Tuesday, July 21, 2015

Cool stuff other than Pluto

Let me say upfront that the recent New Horizons flyby of Pluto was awesome. But NASA's images speak for themselves; you don't need my two-cents worth on the topic.
When it rains, it pours
Instead, today I'll write mostly about some interesting computer (in)security topics. (You also don't need me to tell you how awful the recent OPM hack was, or the ho-hum non-response from the executive branch, so I'll cover less prominent security topics.)

Some in Washington officialdom -- to the level of the Director of the FBI! -- assert that a solution to our national-security problems is to add insecure back doors to Internet encryption protocols. That strategy is intended to assure government access to terrorist communications. These hobbled, vulnerable protocols will be safe, we're assured, for the rest of us.

We're to believe the bad guys could never figure out how, or coerce someone, to open the back doors. After all, it's not like someone just stole personal, in many cases compromising, data on >21 million current and former federal employees and contractors. (Oh, wait.) So: no. As the authorities seemingly must keep relearning, there are plenty of good hackers out there. Purposefully making the Internet insecure is a horrible idea. See "Encryption with backdoors is worse than useless -- it's dangerous."

Can it be made to tell all?
But on a positive note, consider: "... a practically undetectable, all-purpose malware discovery protocol." This protocol is implemented in hardware, and ought to be very (no pun intended) hard to defeat. Methinks we can't roll out such technology quickly enough. Power fingerprinting, PFP, likely won't suit all devices -- what goes into, and how (and how much) each of us uses, our cell phones isn't terribly consistent, and hence can't be "fingerprinted." For embedded devices like those that operate much of our infrastructure, however, PFP seems ideal. See "Rooting Out Malware With a Side-Channel Chip Defense System." 

Beware ...
Meanwhile, beware that: " 'USB Killer' is a flash drive designed to fry your laptop." It's not a big surprise someone would use this delivery mechanism. Rumor at one point was that the Stuxnet worm was first deployed with USB drives.

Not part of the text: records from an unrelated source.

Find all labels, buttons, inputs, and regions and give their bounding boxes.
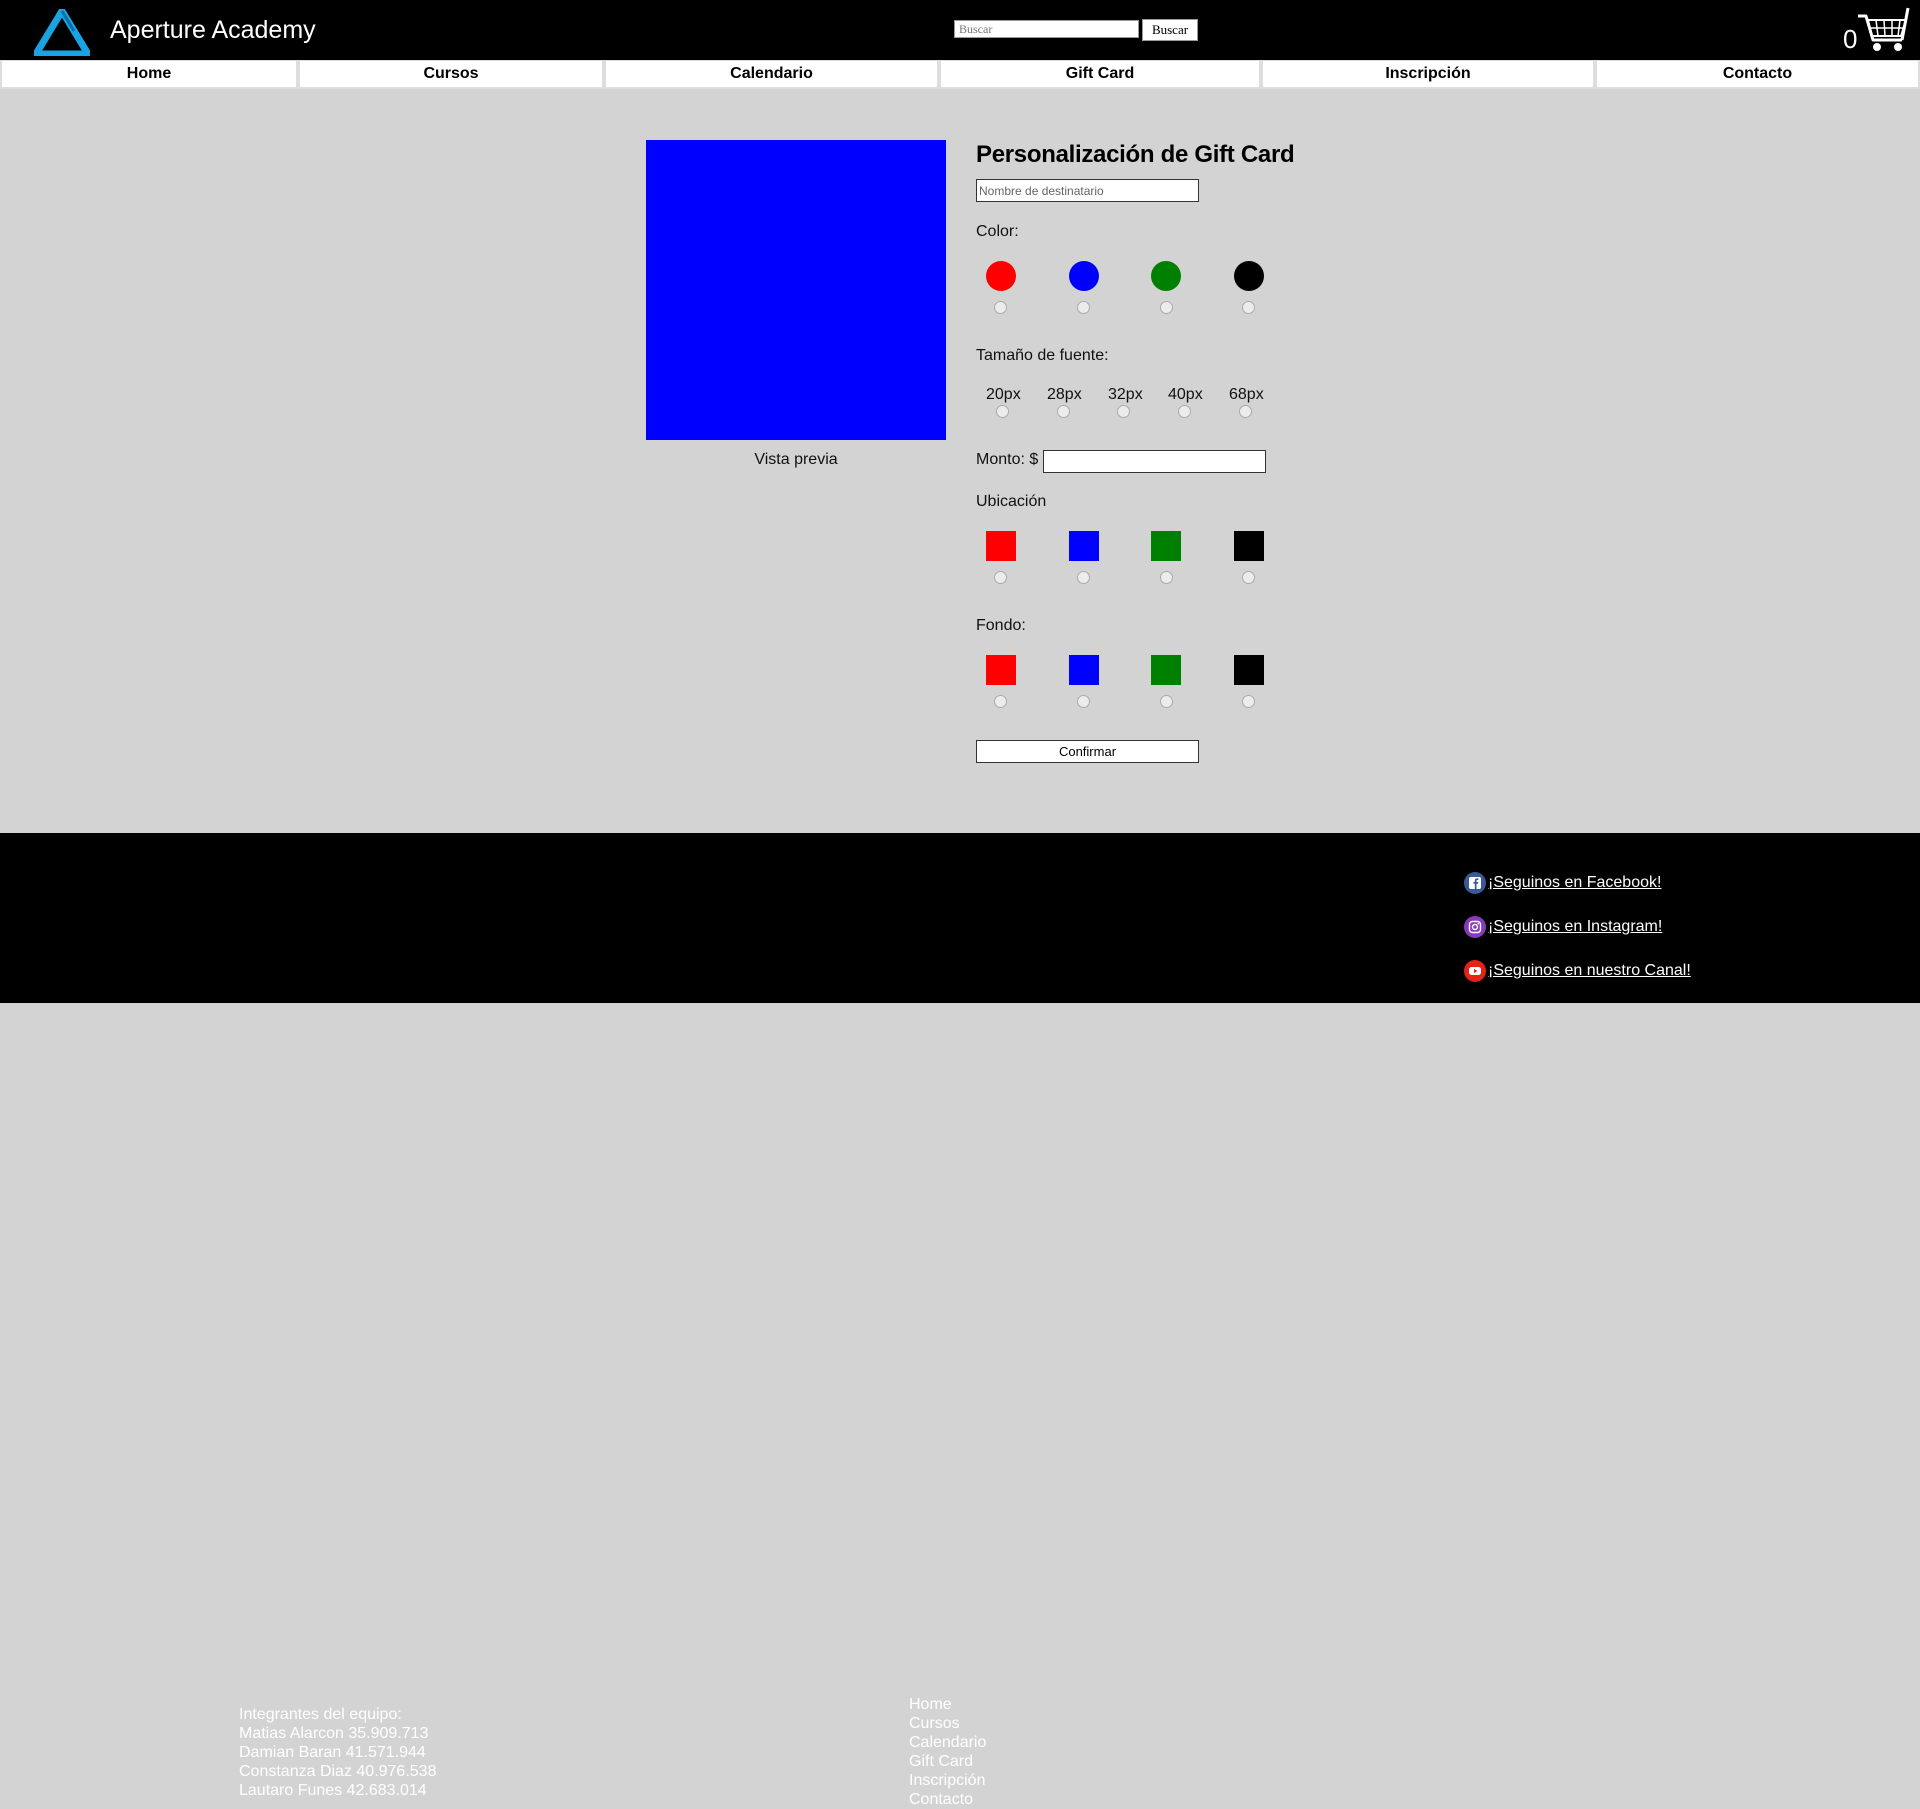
instagram-link[interactable]: ¡Seguinos en Instagram!: [1488, 918, 1662, 936]
location-swatch-red: [986, 531, 1016, 561]
font-size-radio-68[interactable]: [1239, 405, 1252, 418]
preview-label: Vista previa: [754, 451, 838, 468]
font-size-20-label: 20px: [986, 386, 1021, 403]
form-title: Personalización de Gift Card: [976, 141, 1295, 168]
team-member: Lautaro Funes 42.683.014: [239, 1782, 427, 1799]
background-radio-blue[interactable]: [1077, 695, 1090, 708]
location-radio-green[interactable]: [1160, 571, 1173, 584]
location-radio-blue[interactable]: [1077, 571, 1090, 584]
team-member: Damian Baran 41.571.944: [239, 1744, 426, 1761]
location-swatch-black: [1234, 531, 1264, 561]
instagram-icon[interactable]: [1464, 916, 1486, 938]
color-radio-green[interactable]: [1160, 301, 1173, 314]
main-nav: Home Cursos Calendario Gift Card Inscrip…: [0, 60, 1920, 89]
background-swatch-black: [1234, 655, 1264, 685]
color-swatch-green: [1151, 261, 1181, 291]
font-size-radio-40[interactable]: [1178, 405, 1191, 418]
location-label: Ubicación: [976, 493, 1047, 510]
social-youtube: ¡Seguinos en nuestro Canal!: [1464, 960, 1691, 982]
footer-link-calendario[interactable]: Calendario: [909, 1733, 986, 1752]
gift-card-preview: [646, 140, 946, 440]
background-radio-red[interactable]: [994, 695, 1007, 708]
youtube-icon[interactable]: [1464, 960, 1486, 982]
font-size-40-label: 40px: [1168, 386, 1203, 403]
logo-icon[interactable]: [34, 9, 90, 56]
location-radio-black[interactable]: [1242, 571, 1255, 584]
footer-link-contacto[interactable]: Contacto: [909, 1790, 986, 1809]
header: Aperture Academy Buscar 0: [0, 0, 1920, 60]
team-member: Matias Alarcon 35.909.713: [239, 1725, 429, 1742]
brand-title[interactable]: Aperture Academy: [110, 15, 316, 45]
footer-link-cursos[interactable]: Cursos: [909, 1714, 986, 1733]
background-label: Fondo:: [976, 617, 1026, 634]
background-swatch-blue: [1069, 655, 1099, 685]
team-title: Integrantes del equipo:: [239, 1706, 402, 1723]
location-swatch-blue: [1069, 531, 1099, 561]
search-input[interactable]: [954, 20, 1139, 38]
youtube-link[interactable]: ¡Seguinos en nuestro Canal!: [1488, 962, 1691, 980]
nav-cursos[interactable]: Cursos: [298, 60, 604, 89]
team-members: Integrantes del equipo: Matias Alarcon 3…: [239, 1705, 436, 1800]
font-size-radio-20[interactable]: [996, 405, 1009, 418]
color-swatch-black: [1234, 261, 1264, 291]
amount-label: Monto: $: [976, 451, 1039, 468]
color-radio-black[interactable]: [1242, 301, 1255, 314]
color-swatch-blue: [1069, 261, 1099, 291]
footer-link-inscripcion[interactable]: Inscripción: [909, 1771, 986, 1790]
facebook-icon[interactable]: [1464, 872, 1486, 894]
font-size-32-label: 32px: [1108, 386, 1143, 403]
nav-inscripcion[interactable]: Inscripción: [1261, 60, 1595, 89]
nav-home[interactable]: Home: [0, 60, 298, 89]
social-facebook: ¡Seguinos en Facebook!: [1464, 872, 1661, 894]
recipient-name-input[interactable]: [976, 179, 1199, 202]
location-swatch-green: [1151, 531, 1181, 561]
search-button[interactable]: Buscar: [1142, 19, 1198, 41]
facebook-link[interactable]: ¡Seguinos en Facebook!: [1488, 874, 1661, 892]
team-member: Constanza Diaz 40.976.538: [239, 1763, 437, 1780]
font-size-radio-28[interactable]: [1057, 405, 1070, 418]
font-size-28-label: 28px: [1047, 386, 1082, 403]
footer-link-home[interactable]: Home: [909, 1695, 986, 1714]
font-size-68-label: 68px: [1229, 386, 1264, 403]
footer: Integrantes del equipo: Matias Alarcon 3…: [0, 833, 1920, 1808]
nav-calendario[interactable]: Calendario: [604, 60, 939, 89]
background-radio-black[interactable]: [1242, 695, 1255, 708]
background-swatch-red: [986, 655, 1016, 685]
font-size-radio-32[interactable]: [1117, 405, 1130, 418]
social-instagram: ¡Seguinos en Instagram!: [1464, 916, 1662, 938]
footer-link-gift-card[interactable]: Gift Card: [909, 1752, 986, 1771]
color-radio-blue[interactable]: [1077, 301, 1090, 314]
nav-gift-card[interactable]: Gift Card: [939, 60, 1261, 89]
color-label: Color:: [976, 223, 1019, 240]
footer-links: Home Cursos Calendario Gift Card Inscrip…: [909, 1695, 986, 1809]
location-radio-red[interactable]: [994, 571, 1007, 584]
color-radio-red[interactable]: [994, 301, 1007, 314]
color-swatch-red: [986, 261, 1016, 291]
background-swatch-green: [1151, 655, 1181, 685]
nav-contacto[interactable]: Contacto: [1595, 60, 1920, 89]
font-size-label: Tamaño de fuente:: [976, 347, 1109, 364]
background-radio-green[interactable]: [1160, 695, 1173, 708]
cart-icon[interactable]: [1856, 6, 1910, 54]
amount-input[interactable]: [1043, 450, 1266, 473]
confirm-button[interactable]: Confirmar: [976, 740, 1199, 763]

And while you're sweating what might fry your laptop (okay, maybe I'm unable not to intend wordplay), I'll leave you with the unrelated possibility that "Project Will Make Clothes Cool So You Don't Need the AC." DOE estimates that five percent of electricity in the US goes to running air conditioners. Smart, temperature-modulating clothing -- if it comes about -- could make a real difference in power usage. And even better, such tech would abate the thermostat wars in many a household.


Anonymous said...

On the topic of hacking, I've seen speculation about all our personal systems being hijacked—auto-driving cars, car/truck/landing gear tires deflated, clothing made unbearable hot or cold ... not to mention military equipment. One can think of a rogue hacking teener having a lot of fun at other's expense.

Government's role should be clear. The threats to interstate as well as international commerce and defense could easily be read into our constitution ... even though it doesn't mention software specifically.

Edward M. Lerner said...

Hacking of our cars isn't speculation -- it's been demonstrated. The Washington Post is currently running a series of articles about the topic/threat.

I've yet to see any benefit from putting cars online that merits the risks of having them online. Making cars self-guiding, self-parking, self-braking, etc. doesn't require cars to be on the Internet. Letting passengers surf? That's *not* a sufficient reason.

A personal/historical note: in my first novel, Probe (1991), I made the hacking of a car a plot element. That car had embedded microprocessors, but was NOT online, making the hack a more subtle, longer-in-the-making attack.